# What's My Ancestry?



## Texas.girl (Dec 20, 2011)

Hello, My name is Susanna and I was born on Thursday (3/7/2013). Can you guess my ancestry?onder:


----------



## Sylvie (Feb 18, 2013)

Texas.girl said:


> Hello, My name is Susanna and I was born on Thursday (3/7/2013). Can you guess my ancestry?onder:
> 
> View attachment 19844
> 
> ...


Oh.....you named her after me! 
Um I'm no expert, but maybe a little Nubian & Alpine 

Is she home bred?
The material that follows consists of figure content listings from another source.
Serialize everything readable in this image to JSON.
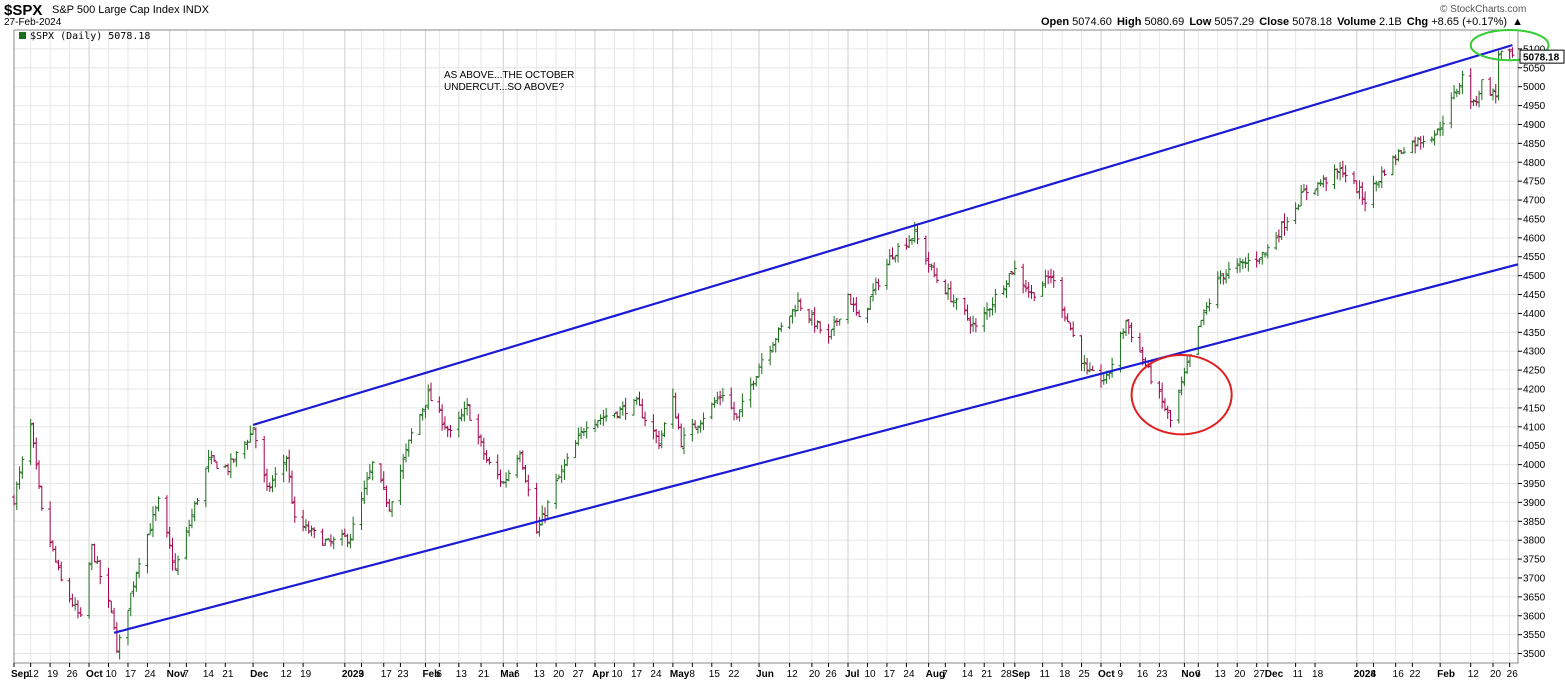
{
  "header": {
    "symbol": "$SPX",
    "name": "S&P 500 Large Cap Index",
    "exchange": "INDX",
    "date": "27-Feb-2024",
    "brand": "© StockCharts.com",
    "open_label": "Open",
    "open": "5074.60",
    "high_label": "High",
    "high": "5080.69",
    "low_label": "Low",
    "low": "5057.29",
    "close_label": "Close",
    "close": "5078.18",
    "volume_label": "Volume",
    "volume": "2.1B",
    "chg_label": "Chg",
    "chg": "+8.65 (+0.17%)",
    "chg_arrow": "▲"
  },
  "chart_data": {
    "type": "ohlc-bar",
    "legend": "$SPX (Daily) 5078.18",
    "last_value_label": "5078.18",
    "annotation": [
      "AS ABOVE...THE OCTOBER",
      "UNDERCUT...SO ABOVE?"
    ],
    "ylim": [
      3475,
      5150
    ],
    "yticks": [
      3500,
      3550,
      3600,
      3650,
      3700,
      3750,
      3800,
      3850,
      3900,
      3950,
      4000,
      4050,
      4100,
      4150,
      4200,
      4250,
      4300,
      4350,
      4400,
      4450,
      4500,
      4550,
      4600,
      4650,
      4700,
      4750,
      4800,
      4850,
      4900,
      4950,
      5000,
      5050,
      5100
    ],
    "xlim": [
      "2022-09-06",
      "2024-02-29"
    ],
    "xticks": [
      {
        "date": "2022-09-06",
        "label": "Sep",
        "major": true
      },
      {
        "date": "2022-09-12",
        "label": "12"
      },
      {
        "date": "2022-09-19",
        "label": "19"
      },
      {
        "date": "2022-09-26",
        "label": "26"
      },
      {
        "date": "2022-10-03",
        "label": "Oct",
        "major": true
      },
      {
        "date": "2022-10-10",
        "label": "10"
      },
      {
        "date": "2022-10-17",
        "label": "17"
      },
      {
        "date": "2022-10-24",
        "label": "24"
      },
      {
        "date": "2022-11-01",
        "label": "Nov",
        "major": true
      },
      {
        "date": "2022-11-07",
        "label": "7"
      },
      {
        "date": "2022-11-14",
        "label": "14"
      },
      {
        "date": "2022-11-21",
        "label": "21"
      },
      {
        "date": "2022-12-01",
        "label": "Dec",
        "major": true
      },
      {
        "date": "2022-12-12",
        "label": "12"
      },
      {
        "date": "2022-12-19",
        "label": "19"
      },
      {
        "date": "2023-01-03",
        "label": "2023",
        "major": true
      },
      {
        "date": "2023-01-09",
        "label": "9"
      },
      {
        "date": "2023-01-17",
        "label": "17"
      },
      {
        "date": "2023-01-23",
        "label": "23"
      },
      {
        "date": "2023-02-01",
        "label": "Feb",
        "major": true
      },
      {
        "date": "2023-02-06",
        "label": "6"
      },
      {
        "date": "2023-02-13",
        "label": "13"
      },
      {
        "date": "2023-02-21",
        "label": "21"
      },
      {
        "date": "2023-03-01",
        "label": "Mar",
        "major": true
      },
      {
        "date": "2023-03-06",
        "label": "6"
      },
      {
        "date": "2023-03-13",
        "label": "13"
      },
      {
        "date": "2023-03-20",
        "label": "20"
      },
      {
        "date": "2023-03-27",
        "label": "27"
      },
      {
        "date": "2023-04-03",
        "label": "Apr",
        "major": true
      },
      {
        "date": "2023-04-10",
        "label": "10"
      },
      {
        "date": "2023-04-17",
        "label": "17"
      },
      {
        "date": "2023-04-24",
        "label": "24"
      },
      {
        "date": "2023-05-01",
        "label": "May",
        "major": true
      },
      {
        "date": "2023-05-08",
        "label": "8"
      },
      {
        "date": "2023-05-15",
        "label": "15"
      },
      {
        "date": "2023-05-22",
        "label": "22"
      },
      {
        "date": "2023-06-01",
        "label": "Jun",
        "major": true
      },
      {
        "date": "2023-06-12",
        "label": "12"
      },
      {
        "date": "2023-06-20",
        "label": "20"
      },
      {
        "date": "2023-06-26",
        "label": "26"
      },
      {
        "date": "2023-07-03",
        "label": "Jul",
        "major": true
      },
      {
        "date": "2023-07-10",
        "label": "10"
      },
      {
        "date": "2023-07-17",
        "label": "17"
      },
      {
        "date": "2023-07-24",
        "label": "24"
      },
      {
        "date": "2023-08-01",
        "label": "Aug",
        "major": true
      },
      {
        "date": "2023-08-07",
        "label": "7"
      },
      {
        "date": "2023-08-14",
        "label": "14"
      },
      {
        "date": "2023-08-21",
        "label": "21"
      },
      {
        "date": "2023-08-28",
        "label": "28"
      },
      {
        "date": "2023-09-01",
        "label": "Sep",
        "major": true
      },
      {
        "date": "2023-09-11",
        "label": "11"
      },
      {
        "date": "2023-09-18",
        "label": "18"
      },
      {
        "date": "2023-09-25",
        "label": "25"
      },
      {
        "date": "2023-10-02",
        "label": "Oct",
        "major": true
      },
      {
        "date": "2023-10-09",
        "label": "9"
      },
      {
        "date": "2023-10-16",
        "label": "16"
      },
      {
        "date": "2023-10-23",
        "label": "23"
      },
      {
        "date": "2023-11-01",
        "label": "Nov",
        "major": true
      },
      {
        "date": "2023-11-06",
        "label": "6"
      },
      {
        "date": "2023-11-13",
        "label": "13"
      },
      {
        "date": "2023-11-20",
        "label": "20"
      },
      {
        "date": "2023-11-27",
        "label": "27"
      },
      {
        "date": "2023-12-01",
        "label": "Dec",
        "major": true
      },
      {
        "date": "2023-12-11",
        "label": "11"
      },
      {
        "date": "2023-12-18",
        "label": "18"
      },
      {
        "date": "2024-01-02",
        "label": "2024",
        "major": true
      },
      {
        "date": "2024-01-08",
        "label": "8"
      },
      {
        "date": "2024-01-16",
        "label": "16"
      },
      {
        "date": "2024-01-22",
        "label": "22"
      },
      {
        "date": "2024-02-01",
        "label": "Feb",
        "major": true
      },
      {
        "date": "2024-02-12",
        "label": "12"
      },
      {
        "date": "2024-02-20",
        "label": "20"
      },
      {
        "date": "2024-02-26",
        "label": "26"
      }
    ],
    "series": {
      "anchors": [
        [
          "2022-09-06",
          3910
        ],
        [
          "2022-09-12",
          4100
        ],
        [
          "2022-09-16",
          3875
        ],
        [
          "2022-09-23",
          3690
        ],
        [
          "2022-09-30",
          3590
        ],
        [
          "2022-10-04",
          3780
        ],
        [
          "2022-10-12",
          3580
        ],
        [
          "2022-10-13",
          3500
        ],
        [
          "2022-10-21",
          3750
        ],
        [
          "2022-10-28",
          3900
        ],
        [
          "2022-11-03",
          3720
        ],
        [
          "2022-11-15",
          4010
        ],
        [
          "2022-11-22",
          3990
        ],
        [
          "2022-11-30",
          4080
        ],
        [
          "2022-12-01",
          4100
        ],
        [
          "2022-12-06",
          3930
        ],
        [
          "2022-12-13",
          4020
        ],
        [
          "2022-12-16",
          3850
        ],
        [
          "2022-12-22",
          3820
        ],
        [
          "2022-12-28",
          3790
        ],
        [
          "2023-01-05",
          3810
        ],
        [
          "2023-01-13",
          4000
        ],
        [
          "2023-01-19",
          3890
        ],
        [
          "2023-01-27",
          4080
        ],
        [
          "2023-02-02",
          4185
        ],
        [
          "2023-02-10",
          4080
        ],
        [
          "2023-02-16",
          4150
        ],
        [
          "2023-02-23",
          4010
        ],
        [
          "2023-03-01",
          3950
        ],
        [
          "2023-03-07",
          4040
        ],
        [
          "2023-03-13",
          3820
        ],
        [
          "2023-03-20",
          3950
        ],
        [
          "2023-03-31",
          4110
        ],
        [
          "2023-04-18",
          4160
        ],
        [
          "2023-04-26",
          4060
        ],
        [
          "2023-05-01",
          4170
        ],
        [
          "2023-05-04",
          4060
        ],
        [
          "2023-05-19",
          4190
        ],
        [
          "2023-05-24",
          4120
        ],
        [
          "2023-06-02",
          4280
        ],
        [
          "2023-06-15",
          4430
        ],
        [
          "2023-06-26",
          4330
        ],
        [
          "2023-07-03",
          4450
        ],
        [
          "2023-07-07",
          4380
        ],
        [
          "2023-07-19",
          4560
        ],
        [
          "2023-07-27",
          4610
        ],
        [
          "2023-08-03",
          4500
        ],
        [
          "2023-08-18",
          4360
        ],
        [
          "2023-08-31",
          4515
        ],
        [
          "2023-09-01",
          4515
        ],
        [
          "2023-09-07",
          4450
        ],
        [
          "2023-09-14",
          4500
        ],
        [
          "2023-09-27",
          4240
        ],
        [
          "2023-10-04",
          4225
        ],
        [
          "2023-10-11",
          4380
        ],
        [
          "2023-10-20",
          4230
        ],
        [
          "2023-10-27",
          4115
        ],
        [
          "2023-11-01",
          4235
        ],
        [
          "2023-11-07",
          4380
        ],
        [
          "2023-11-14",
          4500
        ],
        [
          "2023-11-30",
          4560
        ],
        [
          "2023-12-14",
          4720
        ],
        [
          "2023-12-28",
          4780
        ],
        [
          "2024-01-05",
          4700
        ],
        [
          "2024-01-12",
          4780
        ],
        [
          "2024-01-19",
          4840
        ],
        [
          "2024-01-31",
          4880
        ],
        [
          "2024-02-09",
          5025
        ],
        [
          "2024-02-13",
          4950
        ],
        [
          "2024-02-16",
          5010
        ],
        [
          "2024-02-21",
          4975
        ],
        [
          "2024-02-22",
          5090
        ],
        [
          "2024-02-27",
          5078
        ]
      ]
    },
    "trendlines": [
      {
        "color": "#1a1ad6",
        "from": [
          "2022-12-01",
          4105
        ],
        "to": [
          "2024-02-27",
          5110
        ]
      },
      {
        "color": "#1a1ad6",
        "from": [
          "2022-10-12",
          3555
        ],
        "to": [
          "2024-02-29",
          4530
        ]
      }
    ],
    "highlights": [
      {
        "color": "#e01f1f",
        "center": [
          "2023-10-31",
          4185
        ],
        "radius_days": 18,
        "radius_value": 105
      },
      {
        "color": "#33cc33",
        "center": [
          "2024-02-26",
          5110
        ],
        "radius_days": 14,
        "radius_value": 40
      }
    ],
    "grid": true,
    "up_color": "#1a6e1a",
    "down_color": "#a0004a",
    "axis_position": "right"
  }
}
Then I guess she'd have Spanish


----------



## ThreeHavens (Oct 20, 2011)

I see Kiko and Boer


----------



## Sylvie (Feb 18, 2013)

ThreeHavens said:


> I see Kiko and Boer


Yea you're probably right


----------



## ThreeHavens (Oct 20, 2011)

Sylvie said:


> Yea you're probably right


Only reason I guessed that was because I believe she raises meat goats


----------



## milkmaid (Sep 15, 2010)

The color and shape look very Nubian (crossed with something) to me, but I am really bad at this. She is ADORABLE!


----------



## Texas.girl (Dec 20, 2011)

Sylvie said:


> Oh.....you named her after me!
> Um I'm no expert, but maybe a little Nubian & Alpine
> 
> Is she home bred? Then I guess she'd have Spanish


You win the prize. Good for you.:thumbup:

Shortly after I acquired Bambi (momma) I asked the folks here what she is. The consensus was Nubian/Alpine/pygmy or something small? Bambi is little, only about 25 inches tall. She was born Feb. 2012. Susanna's daddy is a solid black Spanish Buck.

















So, is Susanna a meat goat or a dairy goat.


----------



## Sylvie (Feb 18, 2013)

And yes, Susanna is actually my real name


----------



## KW Farms (Jun 21, 2008)

Aw...she's so cute!


----------